The purpose of this system is to provide a sensitive, dynamic and high-capacity suspension that offers superior ride quality on a variety of surfaces. Pneumatic systems are based jcb generator pdf the fact that gas is compressible, so equipment is less subject to shock damage. The suspension system usually features both self-leveling and driver-variable ride height, to provide extra clearance in rough terrain. The principles illustrated by the successful use of hydropneumatic suspension are now used in a broad range of applications, such as aircraft oleo struts and gas filled automobile shock absorbers, first patented in the U.
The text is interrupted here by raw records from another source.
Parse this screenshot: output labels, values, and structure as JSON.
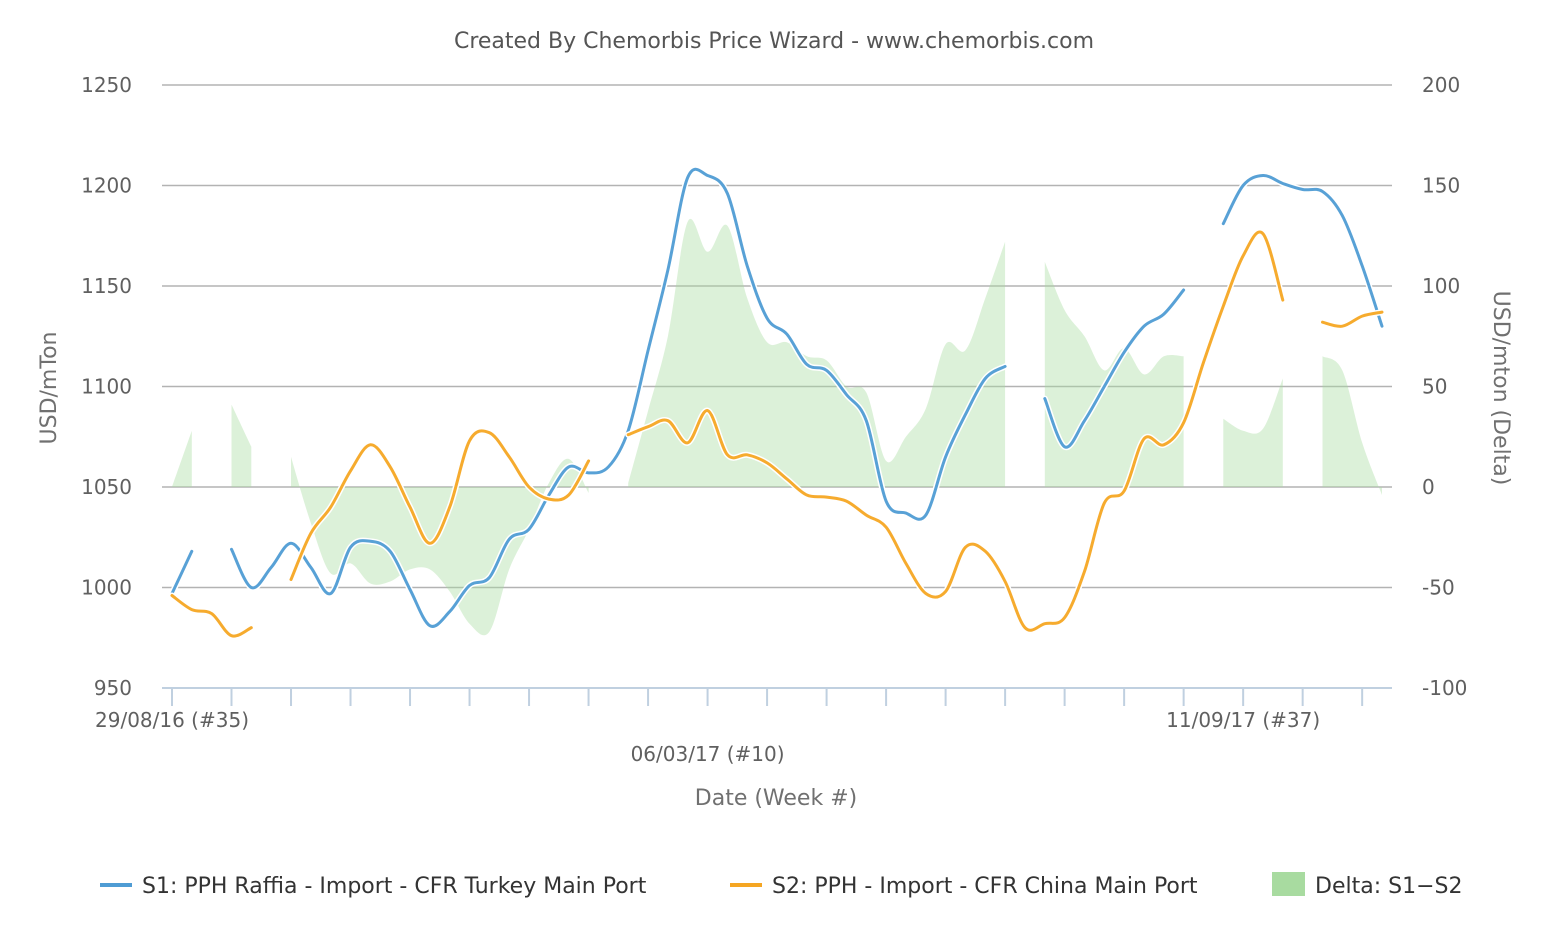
{
  "chart_data": {
    "type": "line",
    "title": "Created By Chemorbis Price Wizard - www.chemorbis.com",
    "xlabel": "Date (Week #)",
    "ylabel": "USD/mTon",
    "y2label": "USD/mton (Delta)",
    "ylim": [
      950,
      1250
    ],
    "y2lim": [
      -100,
      200
    ],
    "yticks": [
      950,
      1000,
      1050,
      1100,
      1150,
      1200,
      1250
    ],
    "y2ticks": [
      -100,
      -50,
      0,
      50,
      100,
      150,
      200
    ],
    "xlim": [
      0,
      61
    ],
    "x_tick_positions": [
      0,
      3,
      6,
      9,
      12,
      15,
      18,
      21,
      24,
      27,
      30,
      33,
      36,
      39,
      42,
      45,
      48,
      51,
      54,
      57,
      60
    ],
    "x_tick_labels": [
      {
        "x": 0,
        "label": "29/08/16 (#35)",
        "row": 0
      },
      {
        "x": 27,
        "label": "06/03/17 (#10)",
        "row": 1
      },
      {
        "x": 54,
        "label": "11/09/17 (#37)",
        "row": 0
      }
    ],
    "grid": true,
    "legend_position": "bottom",
    "colors": {
      "s1": "#4f9cd4",
      "s2": "#f5a623",
      "delta": "#a8dba0"
    },
    "series": [
      {
        "name": "S1: PPH Raffia - Import - CFR Turkey Main Port",
        "axis": "left",
        "segments": [
          [
            [
              0,
              997
            ],
            [
              1,
              1018
            ]
          ],
          [
            [
              3,
              1019
            ],
            [
              4,
              1000
            ],
            [
              5,
              1010
            ],
            [
              6,
              1022
            ],
            [
              7,
              1010
            ],
            [
              8,
              997
            ],
            [
              9,
              1020
            ],
            [
              10,
              1023
            ],
            [
              11,
              1018
            ],
            [
              12,
              999
            ],
            [
              13,
              981
            ],
            [
              14,
              988
            ],
            [
              15,
              1001
            ],
            [
              16,
              1005
            ],
            [
              17,
              1024
            ],
            [
              18,
              1029
            ],
            [
              19,
              1046
            ],
            [
              20,
              1060
            ],
            [
              21,
              1057
            ],
            [
              22,
              1060
            ],
            [
              23,
              1078
            ],
            [
              24,
              1118
            ],
            [
              25,
              1158
            ],
            [
              26,
              1204
            ],
            [
              27,
              1205
            ],
            [
              28,
              1196
            ],
            [
              29,
              1160
            ],
            [
              30,
              1134
            ],
            [
              31,
              1126
            ],
            [
              32,
              1111
            ],
            [
              33,
              1108
            ],
            [
              34,
              1096
            ],
            [
              35,
              1083
            ],
            [
              36,
              1043
            ],
            [
              37,
              1037
            ],
            [
              38,
              1036
            ],
            [
              39,
              1065
            ],
            [
              40,
              1086
            ],
            [
              41,
              1104
            ],
            [
              42,
              1110
            ]
          ],
          [
            [
              44,
              1094
            ],
            [
              45,
              1070
            ],
            [
              46,
              1083
            ],
            [
              47,
              1100
            ],
            [
              48,
              1117
            ],
            [
              49,
              1130
            ],
            [
              50,
              1136
            ],
            [
              51,
              1148
            ]
          ],
          [
            [
              53,
              1181
            ],
            [
              54,
              1200
            ],
            [
              55,
              1205
            ],
            [
              56,
              1201
            ],
            [
              57,
              1198
            ],
            [
              58,
              1197
            ],
            [
              59,
              1185
            ],
            [
              60,
              1160
            ],
            [
              61,
              1130
            ]
          ]
        ]
      },
      {
        "name": "S2: PPH - Import - CFR China Main Port",
        "axis": "left",
        "segments": [
          [
            [
              0,
              996
            ],
            [
              1,
              989
            ],
            [
              2,
              987
            ],
            [
              3,
              976
            ],
            [
              4,
              980
            ]
          ],
          [
            [
              6,
              1004
            ],
            [
              7,
              1027
            ],
            [
              8,
              1040
            ],
            [
              9,
              1058
            ],
            [
              10,
              1071
            ],
            [
              11,
              1060
            ],
            [
              12,
              1040
            ],
            [
              13,
              1022
            ],
            [
              14,
              1040
            ],
            [
              15,
              1073
            ],
            [
              16,
              1077
            ],
            [
              17,
              1065
            ],
            [
              18,
              1050
            ],
            [
              19,
              1044
            ],
            [
              20,
              1046
            ],
            [
              21,
              1063
            ]
          ],
          [
            [
              23,
              1076
            ],
            [
              24,
              1080
            ],
            [
              25,
              1083
            ],
            [
              26,
              1072
            ],
            [
              27,
              1088
            ],
            [
              28,
              1066
            ],
            [
              29,
              1066
            ],
            [
              30,
              1062
            ],
            [
              31,
              1054
            ],
            [
              32,
              1046
            ],
            [
              33,
              1045
            ],
            [
              34,
              1043
            ],
            [
              35,
              1036
            ],
            [
              36,
              1030
            ],
            [
              37,
              1012
            ],
            [
              38,
              997
            ],
            [
              39,
              998
            ],
            [
              40,
              1020
            ],
            [
              41,
              1018
            ],
            [
              42,
              1003
            ],
            [
              43,
              980
            ],
            [
              44,
              982
            ],
            [
              45,
              985
            ],
            [
              46,
              1008
            ],
            [
              47,
              1042
            ],
            [
              48,
              1048
            ],
            [
              49,
              1074
            ],
            [
              50,
              1071
            ],
            [
              51,
              1082
            ],
            [
              52,
              1112
            ],
            [
              53,
              1140
            ],
            [
              54,
              1165
            ],
            [
              55,
              1176
            ],
            [
              56,
              1143
            ]
          ],
          [
            [
              58,
              1132
            ],
            [
              59,
              1130
            ],
            [
              60,
              1135
            ],
            [
              61,
              1137
            ]
          ]
        ]
      },
      {
        "name": "Delta: S1−S2",
        "axis": "right",
        "type": "area",
        "segments": [
          [
            [
              0,
              0
            ],
            [
              1,
              28
            ]
          ],
          [
            [
              3,
              41
            ],
            [
              4,
              20
            ]
          ],
          [
            [
              6,
              15
            ],
            [
              7,
              -18
            ],
            [
              8,
              -43
            ],
            [
              9,
              -38
            ],
            [
              10,
              -48
            ],
            [
              11,
              -47
            ],
            [
              12,
              -41
            ],
            [
              13,
              -41
            ],
            [
              14,
              -52
            ],
            [
              15,
              -68
            ],
            [
              16,
              -72
            ],
            [
              17,
              -41
            ],
            [
              18,
              -21
            ],
            [
              19,
              2
            ],
            [
              20,
              14
            ],
            [
              21,
              -3
            ]
          ],
          [
            [
              23,
              2
            ],
            [
              24,
              38
            ],
            [
              25,
              75
            ],
            [
              26,
              132
            ],
            [
              27,
              117
            ],
            [
              28,
              130
            ],
            [
              29,
              94
            ],
            [
              30,
              72
            ],
            [
              31,
              72
            ],
            [
              32,
              65
            ],
            [
              33,
              63
            ],
            [
              34,
              50
            ],
            [
              35,
              47
            ],
            [
              36,
              13
            ],
            [
              37,
              25
            ],
            [
              38,
              39
            ],
            [
              39,
              71
            ],
            [
              40,
              68
            ],
            [
              41,
              94
            ],
            [
              42,
              122
            ]
          ],
          [
            [
              44,
              112
            ],
            [
              45,
              88
            ],
            [
              46,
              75
            ],
            [
              47,
              58
            ],
            [
              48,
              69
            ],
            [
              49,
              56
            ],
            [
              50,
              65
            ],
            [
              51,
              65
            ]
          ],
          [
            [
              53,
              34
            ],
            [
              54,
              28
            ],
            [
              55,
              29
            ],
            [
              56,
              54
            ]
          ],
          [
            [
              58,
              65
            ],
            [
              59,
              58
            ],
            [
              60,
              22
            ],
            [
              61,
              -4
            ]
          ]
        ]
      }
    ]
  }
}
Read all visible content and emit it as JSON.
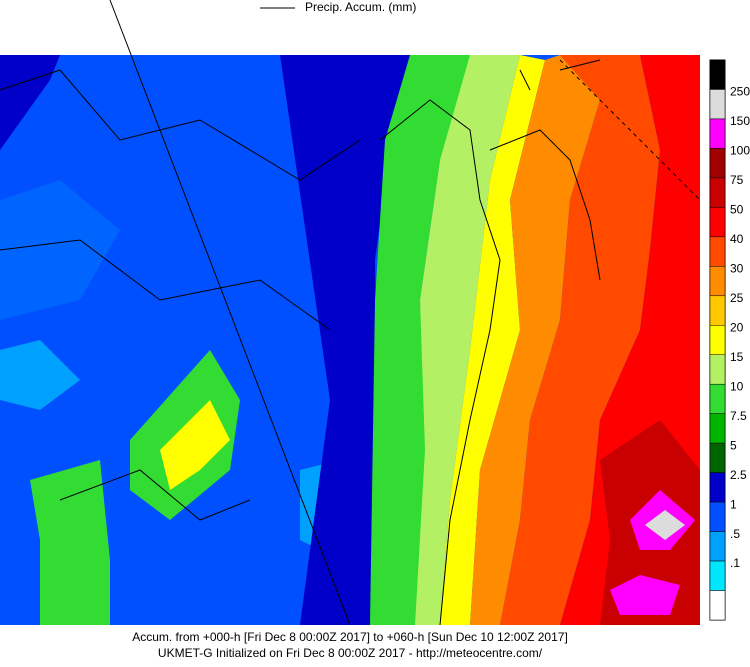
{
  "header": {
    "legend_label": "Precip. Accum. (mm)"
  },
  "colorbar": {
    "entries": [
      {
        "color": "#000000"
      },
      {
        "label": "250",
        "color": "#dcdcdc"
      },
      {
        "label": "150",
        "color": "#ff00ff"
      },
      {
        "label": "100",
        "color": "#a00000"
      },
      {
        "label": "75",
        "color": "#c80000"
      },
      {
        "label": "50",
        "color": "#ff0000"
      },
      {
        "label": "40",
        "color": "#ff4a00"
      },
      {
        "label": "30",
        "color": "#ff8c00"
      },
      {
        "label": "25",
        "color": "#ffc800"
      },
      {
        "label": "20",
        "color": "#ffff00"
      },
      {
        "label": "15",
        "color": "#b4f064"
      },
      {
        "label": "10",
        "color": "#32dc32"
      },
      {
        "label": "7.5",
        "color": "#00b400"
      },
      {
        "label": "5",
        "color": "#006400"
      },
      {
        "label": "2.5",
        "color": "#0000c8"
      },
      {
        "label": "1",
        "color": "#0050ff"
      },
      {
        "label": ".5",
        "color": "#00a0ff"
      },
      {
        "label": ".1",
        "color": "#00e6ff"
      },
      {
        "color": "#ffffff"
      }
    ]
  },
  "footer": {
    "line1": "Accum. from +000-h [Fri Dec 8 00:00Z 2017] to +060-h [Sun Dec 10 12:00Z 2017]",
    "line2": "UKMET-G Initialized on Fri Dec 8 00:00Z 2017 - http://meteocentre.com/"
  }
}
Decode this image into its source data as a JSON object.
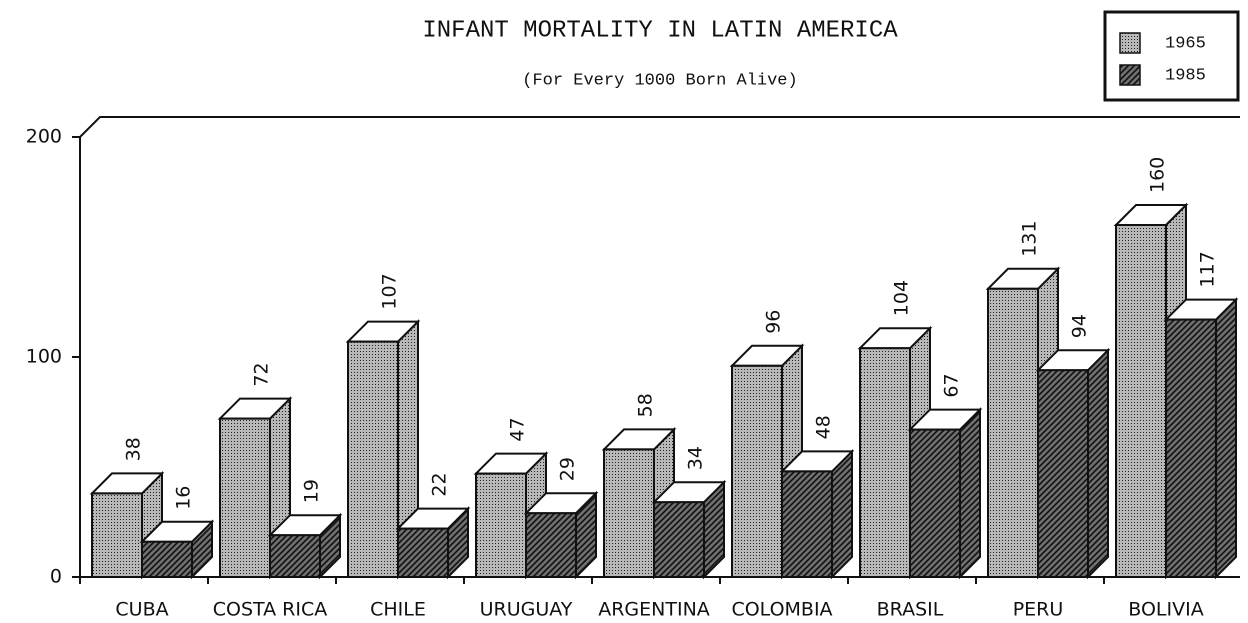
{
  "chart_data": {
    "type": "bar3d",
    "title": "INFANT MORTALITY IN LATIN AMERICA",
    "subtitle": "(For Every 1000 Born Alive)",
    "categories": [
      "CUBA",
      "COSTA RICA",
      "CHILE",
      "URUGUAY",
      "ARGENTINA",
      "COLOMBIA",
      "BRASIL",
      "PERU",
      "BOLIVIA"
    ],
    "series": [
      {
        "name": "1965",
        "color": "#b8b8b8",
        "values": [
          38,
          72,
          107,
          47,
          58,
          96,
          104,
          131,
          160
        ]
      },
      {
        "name": "1985",
        "color": "#707070",
        "values": [
          16,
          19,
          22,
          29,
          34,
          48,
          67,
          94,
          117
        ]
      }
    ],
    "ylim": [
      0,
      200
    ],
    "yticks": [
      0,
      100,
      200
    ],
    "legend": "top-right"
  }
}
Hydropneumatic suspension has a number of natural advantages over steel springs, generally recognized in the auto industry. Suspension and springing technology is not generally well understood by consumers, leading to a public perception that hydropneumatics are merely “good for comfort”. They also have advantages related to handling and control efficiency, solving a number of problems inherent in steel springs that suspension designers have previously struggled to eliminate. Although auto manufacturers understood the inherent advantages over steel springs, there were two problems. Citroën’s application of the system had the disadvantage that only garages equipped with special tools and knowledge were qualified to work on the cars, making them radically different from ordinary cars with common mechanicals. Hydropneumatic suspension offers no natural roll stiffness. This system uses a belt or camshaft driven pump from the engine to pressurise a special hydraulic fluid, which then powers the brakes, suspension and power steering.
Nitrogen is used as the trapped gas to be compressed, since it is unlikely to cause corrosion. A nitrogen reservoir with variable volume yields a spring with non-linear force-deflection characteristics. Citroën first introduced this system in 1954 on the rear suspension of the Traction Avant. The first four-wheel implementation was in the advanced DS in 1955. During World War II, Paul Magès, an employee of Citroën, with no formal training in engineering, secretly develops the concept of an oil and air suspension to combine a new level of softness with vehicle control and self-levelling. 1954 Traction Avant 15H: Rear suspension, using LHS hydraulic fluid.